あれから二年が

第一回

「 山口さん  実はがんです、、、」

「えっ、、私がですか?」

外は夕方になっても まだ夏の日差しがキラキラ 輝き外の風景はまだ熱気が残っていたが まさかこの俺が、、

診察室はまだまだ 患者の息吹が残っていた。先生は机上に置かれた診断書 MRI 撮影写真など 自分に関する健康診断書を見ながら静かに説明を始めた。

先生の話を上の空で聞きながら 記憶を思い越した。

今から二ヵ月前頃、お腹が張り 無理して食べると 苦しくなり 食欲はなくなり 常に胃のあたりが重く 時々吐きそうになった。さすがに 病院嫌いの小生も重い腰を上げて、胃カメラ専門の病院に駆けつけた。

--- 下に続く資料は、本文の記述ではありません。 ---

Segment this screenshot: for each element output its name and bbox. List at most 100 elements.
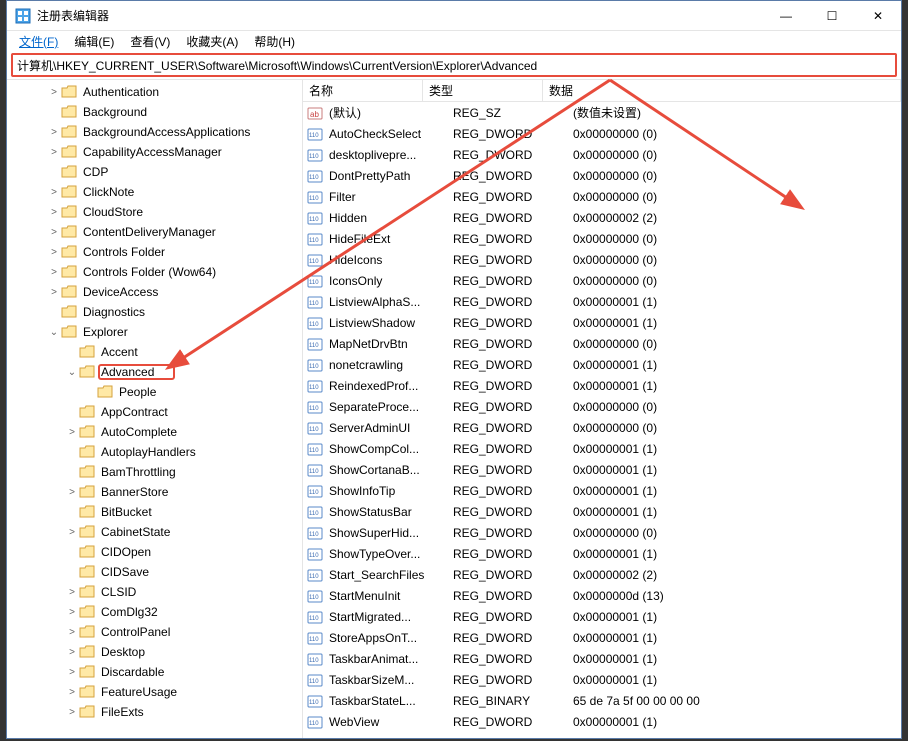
list-body[interactable]: ab(默认)REG_SZ(数值未设置)110AutoCheckSelectREG… bbox=[303, 102, 901, 738]
dword-value-icon: 110 bbox=[307, 651, 323, 667]
tree-node-controlpanel[interactable]: >ControlPanel bbox=[7, 622, 302, 642]
value-row[interactable]: 110Start_SearchFilesREG_DWORD0x00000002 … bbox=[303, 564, 901, 585]
value-row[interactable]: 110WebViewREG_DWORD0x00000001 (1) bbox=[303, 711, 901, 732]
value-row[interactable]: 110ShowSuperHid...REG_DWORD0x00000000 (0… bbox=[303, 522, 901, 543]
tree-expander-icon[interactable]: > bbox=[65, 527, 79, 538]
tree-node-cidopen[interactable]: CIDOpen bbox=[7, 542, 302, 562]
tree-node-authentication[interactable]: >Authentication bbox=[7, 82, 302, 102]
menu-help[interactable]: 帮助(H) bbox=[246, 31, 303, 52]
value-row[interactable]: 110ShowCompCol...REG_DWORD0x00000001 (1) bbox=[303, 438, 901, 459]
value-row[interactable]: 110ListviewAlphaS...REG_DWORD0x00000001 … bbox=[303, 291, 901, 312]
value-row[interactable]: 110ServerAdminUIREG_DWORD0x00000000 (0) bbox=[303, 417, 901, 438]
tree-node-advanced[interactable]: ⌄Advanced bbox=[7, 362, 302, 382]
tree-expander-icon[interactable]: > bbox=[65, 427, 79, 438]
tree-node-accent[interactable]: Accent bbox=[7, 342, 302, 362]
value-row[interactable]: 110ReindexedProf...REG_DWORD0x00000001 (… bbox=[303, 375, 901, 396]
value-row[interactable]: 110StartMenuInitREG_DWORD0x0000000d (13) bbox=[303, 585, 901, 606]
tree-node-comdlg32[interactable]: >ComDlg32 bbox=[7, 602, 302, 622]
value-row[interactable]: 110DontPrettyPathREG_DWORD0x00000000 (0) bbox=[303, 165, 901, 186]
tree-node-cdp[interactable]: CDP bbox=[7, 162, 302, 182]
dword-value-icon: 110 bbox=[307, 357, 323, 373]
menu-edit[interactable]: 编辑(E) bbox=[66, 31, 122, 52]
value-row[interactable]: 110IconsOnlyREG_DWORD0x00000000 (0) bbox=[303, 270, 901, 291]
value-row[interactable]: 110AutoCheckSelectREG_DWORD0x00000000 (0… bbox=[303, 123, 901, 144]
value-row[interactable]: 110ShowStatusBarREG_DWORD0x00000001 (1) bbox=[303, 501, 901, 522]
tree-node-bitbucket[interactable]: BitBucket bbox=[7, 502, 302, 522]
tree-expander-icon[interactable]: > bbox=[47, 287, 61, 298]
value-row[interactable]: 110ShowCortanaB...REG_DWORD0x00000001 (1… bbox=[303, 459, 901, 480]
col-header-type[interactable]: 类型 bbox=[423, 80, 543, 101]
address-bar[interactable]: 计算机\HKEY_CURRENT_USER\Software\Microsoft… bbox=[11, 53, 897, 77]
tree-expander-icon[interactable]: > bbox=[47, 127, 61, 138]
value-row[interactable]: 110StoreAppsOnT...REG_DWORD0x00000001 (1… bbox=[303, 627, 901, 648]
tree-expander-icon[interactable]: ⌄ bbox=[47, 327, 61, 338]
tree-node-explorer[interactable]: ⌄Explorer bbox=[7, 322, 302, 342]
col-header-data[interactable]: 数据 bbox=[543, 80, 901, 101]
tree-expander-icon[interactable]: > bbox=[65, 647, 79, 658]
value-row[interactable]: 110HideIconsREG_DWORD0x00000000 (0) bbox=[303, 249, 901, 270]
close-button[interactable]: ✕ bbox=[855, 1, 901, 31]
tree-node-bamthrottling[interactable]: BamThrottling bbox=[7, 462, 302, 482]
tree-node-desktop[interactable]: >Desktop bbox=[7, 642, 302, 662]
tree-expander-icon[interactable]: > bbox=[47, 267, 61, 278]
value-row[interactable]: ab(默认)REG_SZ(数值未设置) bbox=[303, 102, 901, 123]
tree-expander-icon[interactable]: > bbox=[65, 667, 79, 678]
tree-expander-icon[interactable]: > bbox=[47, 247, 61, 258]
tree-expander-icon[interactable]: ⌄ bbox=[65, 367, 79, 378]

結果は胃の内部の写真はきれいで何も問題ないとの診断であった。帰りには胃の薬をもらい家路に向かったが

しかし 二週間の日が流れても 痛み 苦しみなどお腹の膨張感で苦しみが続いた。先生に今の状態を話ししても 少し辛抱してほしいとの説明であった。しかし この状態で薬だけ飲み続けることに不安が湧き上がった。

そして セカンドオピニオンを考え 次の病院に診断をしてもらったが 以前の病院と同じ診断結果であった。胃カメラの写真を見ながら説明を始めた医者であったが 患者の体も触らず写真を見ながらの説明に怒りが湧いてきた。

そして 医者の診断結果の説明が終わった時 「先生 目の前の患者が痛みで苦しんでいるんですよ、」思わずおおきな声を上げた。夕方の診断室に私の声が響き 看護婦などは思わず仕事途中の手を休めた光景が目に入った。

小生の剣幕に驚いた医者が MRI 検査を勧め近くの機器が揃ってる病院を紹介してくれた。

その検査結果をすぐに大きな封筒に頂き、内科の病院に持ち運んだ。

しかし 机上の診断書に 「悪性リンパ種」の文字が目に入った。信じられなかった。

再び 医者に 「私がですか 本当ですか」 ついつい声が大きくなり 医者は腫れ物に触るように 「ここは大きな病院ではありませんので近くの大きな病院を紹介します」と一言で終わった。

まさか それから、自分の体を守るのは自分だけである事実に初めて気がついた。